Why is law of cosines more preferable than haversine when calculating distance between two latitude-longitude points?

The problem is indicated by the word "well-conditioned." It's an issue of computer arithmetic, not mathematics.

Here are the basic facts to consider:

1. One radian on the earth spans almost 10^7 meters.

2. The cosine function for arguments x near 0 is approximately equal to 1 - x^2/2.

3. Double-precision floating point has about 15 decimal digits of precision.

Points (2) and (3) imply that when x is around one meter, or 10^-7 radians (point 1), almost all precision is lost: 1 - (10^-7)^2 = 1 - 10^-14 is a calculation in which the first 14 of the 15 significant digits all cancel, leaving just one digit to represent the result. Flipping this around (which is what the inverse cosine, "acos", does) means that computing acos for angles that correspond to meter-length distances cannot be done with any meaningful accuracy. (In certain bad cases the loss of precision gives a value where acos is not even defined, so the code will break down and give no answer, a nonsense answer, or crash the machine.) Similar considerations suggest you should avoid using the inverse cosine if distances less than a few hundred meters are involved, depending on how much precision you're willing to lose.

The role played by acos in the naive law-of-cosines formula is to convert an angle to a distance. That role is played by atan2 in the haversine formula. The tangent of a small angle x is approximately equal to x itself. Consequently the inverse tangent of a number, being approximately that number, is computed essentially with no loss in precision. This is why the haversine formula, although mathematically equivalent to the law of cosines formula, is far superior for small distances (on the order of 1 meter or less).

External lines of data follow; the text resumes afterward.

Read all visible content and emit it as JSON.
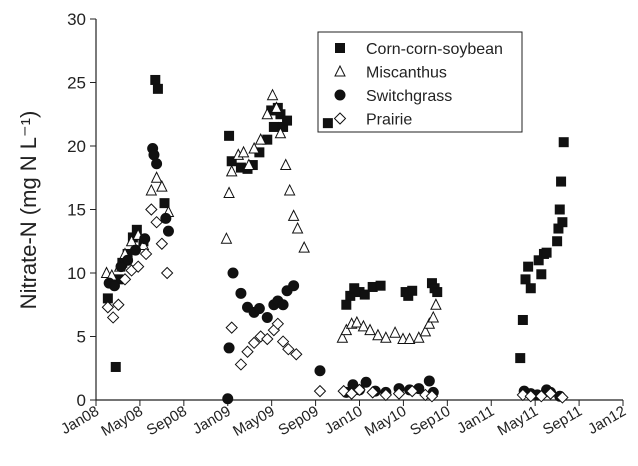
{
  "chart_data": {
    "type": "scatter",
    "y_label": "Nitrate-N (mg N L⁻¹)",
    "xlim": [
      2008,
      2012
    ],
    "xticks": [
      {
        "value": 2008,
        "label": "Jan08"
      },
      {
        "value": 2008.3333,
        "label": "May08"
      },
      {
        "value": 2008.6667,
        "label": "Sep08"
      },
      {
        "value": 2009,
        "label": "Jan09"
      },
      {
        "value": 2009.3333,
        "label": "May09"
      },
      {
        "value": 2009.6667,
        "label": "Sep09"
      },
      {
        "value": 2010,
        "label": "Jan10"
      },
      {
        "value": 2010.3333,
        "label": "May10"
      },
      {
        "value": 2010.6667,
        "label": "Sep10"
      },
      {
        "value": 2011,
        "label": "Jan11"
      },
      {
        "value": 2011.3333,
        "label": "May11"
      },
      {
        "value": 2011.6667,
        "label": "Sep11"
      },
      {
        "value": 2012,
        "label": "Jan12"
      }
    ],
    "ylim": [
      0,
      30
    ],
    "yticks": [
      0,
      5,
      10,
      15,
      20,
      25,
      30
    ],
    "legend": "top-right",
    "series": [
      {
        "name": "Corn-corn-soybean",
        "color": "#111111",
        "marker": "square",
        "filled": true,
        "x": [
          2008.15,
          2008.09,
          2008.17,
          2008.2,
          2008.24,
          2008.28,
          2008.31,
          2008.36,
          2008.45,
          2008.47,
          2008.52,
          2009.01,
          2009.03,
          2009.1,
          2009.15,
          2009.19,
          2009.24,
          2009.3,
          2009.33,
          2009.35,
          2009.38,
          2009.4,
          2009.42,
          2009.45,
          2009.76,
          2009.9,
          2009.93,
          2009.96,
          2010.0,
          2010.04,
          2010.1,
          2010.16,
          2010.35,
          2010.37,
          2010.4,
          2010.55,
          2010.57,
          2010.59,
          2011.22,
          2011.24,
          2011.26,
          2011.28,
          2011.3,
          2011.36,
          2011.38,
          2011.4,
          2011.42,
          2011.5,
          2011.51,
          2011.52,
          2011.53,
          2011.55,
          2011.54
        ],
        "values": [
          2.6,
          8,
          9.5,
          10.8,
          11.5,
          12.8,
          13.4,
          12.5,
          25.2,
          24.5,
          15.5,
          20.8,
          18.8,
          18.3,
          18.2,
          18.5,
          19.5,
          20.5,
          22.8,
          21.5,
          23,
          22.5,
          21.5,
          22,
          21.8,
          7.5,
          8.2,
          8.8,
          8.5,
          8.3,
          8.9,
          9,
          8.5,
          8.2,
          8.6,
          9.2,
          8.8,
          8.5,
          3.3,
          6.3,
          9.5,
          10.5,
          8.8,
          11,
          9.9,
          11.5,
          11.6,
          12.5,
          13.5,
          15,
          17.2,
          20.3,
          14
        ]
      },
      {
        "name": "Miscanthus",
        "color": "#111111",
        "marker": "triangle",
        "filled": false,
        "x": [
          2008.08,
          2008.12,
          2008.18,
          2008.22,
          2008.27,
          2008.32,
          2008.36,
          2008.42,
          2008.46,
          2008.5,
          2008.55,
          2008.99,
          2009.01,
          2009.03,
          2009.08,
          2009.12,
          2009.16,
          2009.2,
          2009.25,
          2009.3,
          2009.34,
          2009.37,
          2009.4,
          2009.44,
          2009.47,
          2009.5,
          2009.53,
          2009.58,
          2009.87,
          2009.9,
          2009.94,
          2009.98,
          2010.03,
          2010.08,
          2010.14,
          2010.2,
          2010.27,
          2010.33,
          2010.38,
          2010.45,
          2010.5,
          2010.53,
          2010.56,
          2010.58
        ],
        "values": [
          10,
          9.8,
          10.5,
          11.5,
          12.5,
          13,
          12.2,
          16.5,
          17.5,
          16.8,
          14.8,
          12.7,
          16.3,
          18,
          19.3,
          19.5,
          18.5,
          19.8,
          20.5,
          22.5,
          24,
          23,
          21,
          18.5,
          16.5,
          14.5,
          13.5,
          12,
          4.9,
          5.5,
          6,
          6.1,
          5.8,
          5.5,
          5.1,
          4.9,
          5.3,
          4.8,
          4.8,
          4.9,
          5.4,
          6,
          6.5,
          7.5
        ]
      },
      {
        "name": "Switchgrass",
        "color": "#111111",
        "marker": "circle",
        "filled": true,
        "x": [
          2008.1,
          2008.14,
          2008.19,
          2008.24,
          2008.3,
          2008.37,
          2008.43,
          2008.44,
          2008.46,
          2008.53,
          2008.55,
          2009.0,
          2009.01,
          2009.04,
          2009.1,
          2009.15,
          2009.2,
          2009.24,
          2009.3,
          2009.35,
          2009.38,
          2009.42,
          2009.45,
          2009.5,
          2009.7,
          2009.9,
          2009.95,
          2010.0,
          2010.05,
          2010.12,
          2010.2,
          2010.3,
          2010.38,
          2010.45,
          2010.53,
          2010.56,
          2011.25,
          2011.3,
          2011.35,
          2011.42,
          2011.45,
          2011.52
        ],
        "values": [
          9.2,
          9,
          10.5,
          11,
          11.8,
          12.7,
          19.8,
          19.3,
          18.6,
          14.3,
          13.3,
          0.1,
          4.1,
          10,
          8.4,
          7.3,
          6.9,
          7.2,
          6.5,
          7.5,
          7.8,
          7.5,
          8.6,
          9,
          2.3,
          0.6,
          1.2,
          0.8,
          1.4,
          0.7,
          0.6,
          0.9,
          0.8,
          0.9,
          1.5,
          0.6,
          0.7,
          0.5,
          0.4,
          0.8,
          0.6,
          0.3
        ]
      },
      {
        "name": "Prairie",
        "color": "#111111",
        "marker": "diamond",
        "filled": false,
        "x": [
          2008.09,
          2008.13,
          2008.17,
          2008.22,
          2008.27,
          2008.32,
          2008.38,
          2008.42,
          2008.46,
          2008.5,
          2008.54,
          2009.03,
          2009.1,
          2009.15,
          2009.2,
          2009.25,
          2009.3,
          2009.35,
          2009.38,
          2009.42,
          2009.46,
          2009.52,
          2009.7,
          2009.88,
          2009.94,
          2010.0,
          2010.1,
          2010.2,
          2010.3,
          2010.4,
          2010.5,
          2010.55,
          2011.24,
          2011.3,
          2011.38,
          2011.45,
          2011.54
        ],
        "values": [
          7.3,
          6.5,
          7.5,
          9.5,
          10.2,
          10.5,
          11.5,
          15,
          14,
          12.3,
          10,
          5.7,
          2.8,
          3.8,
          4.5,
          5,
          4.8,
          5.5,
          6,
          4.6,
          4,
          3.6,
          0.7,
          0.7,
          0.5,
          0.8,
          0.6,
          0.4,
          0.5,
          0.7,
          0.4,
          0.3,
          0.4,
          0.3,
          0.3,
          0.5,
          0.2
        ]
      }
    ]
  }
}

Here is a comparison of the two formulas using 100 random point-pairs on the globe (using Mathematica's double-precision calculations).

You can see that for distances less than about 0.5 meters, the two formulas diverge. Above 0.5 meters they tend to agree. To show how closely they agree, the next plot shows the ratios of the law of cosines:haversine results for another 100 random point pairs, with their latitudes and longitudes randomly differing by up to 5 meters.

This shows that the law of cosines formula is good to 3-4 decimal places once the distance exceeds 5-10 meters. The number of decimal places of accuracy increases quadratically; thus at 50-100 meters (one order of magnitude) you get 5-6 dp accuracy (two orders of magnitude); at 500-1000 meters you get 7-8 dp, etc.

A historical footnote:

The haversine was a way of avoiding large round-off errors in computations such as

1 - cos(x)

when x is small. In terms of the haversine we have

1 - cos(x) = 2*sin(x/2)^2
           = 2*haversin(x)

and 2*sin(x/2)^2 can be computed accurately even when x is small.

In the old days, the haversine formula had an additional advantage of avoiding an addition (which entailed an antilog lookup, the addition, and a log lookup). A trigonometic formula which entailed only multiplications was said to be in "logarithmic form".

Nowadays, use of the haversine formulas is slightly anachronistic. It might be that the angle x is expressed in terms sin(x) and cos(x) (and x might not be explicitly known). In that case, computing 1 - cos(x) via the haversine formula entails an arctangent (to get the angle x), halving (to get x/2), a sine (to get sin(x/2)), a square (to get sin(x/2)^2) and a final doubling. You are far better off using evaluating

1 - cos(x) = sin(x)^2/(1 + cos(x))

which entails no evaluations of trigonometric functions. (Obviously use the right hand side only if cos(x) > 0; otherwise, it's OK to use 1 - cos(x) directly.)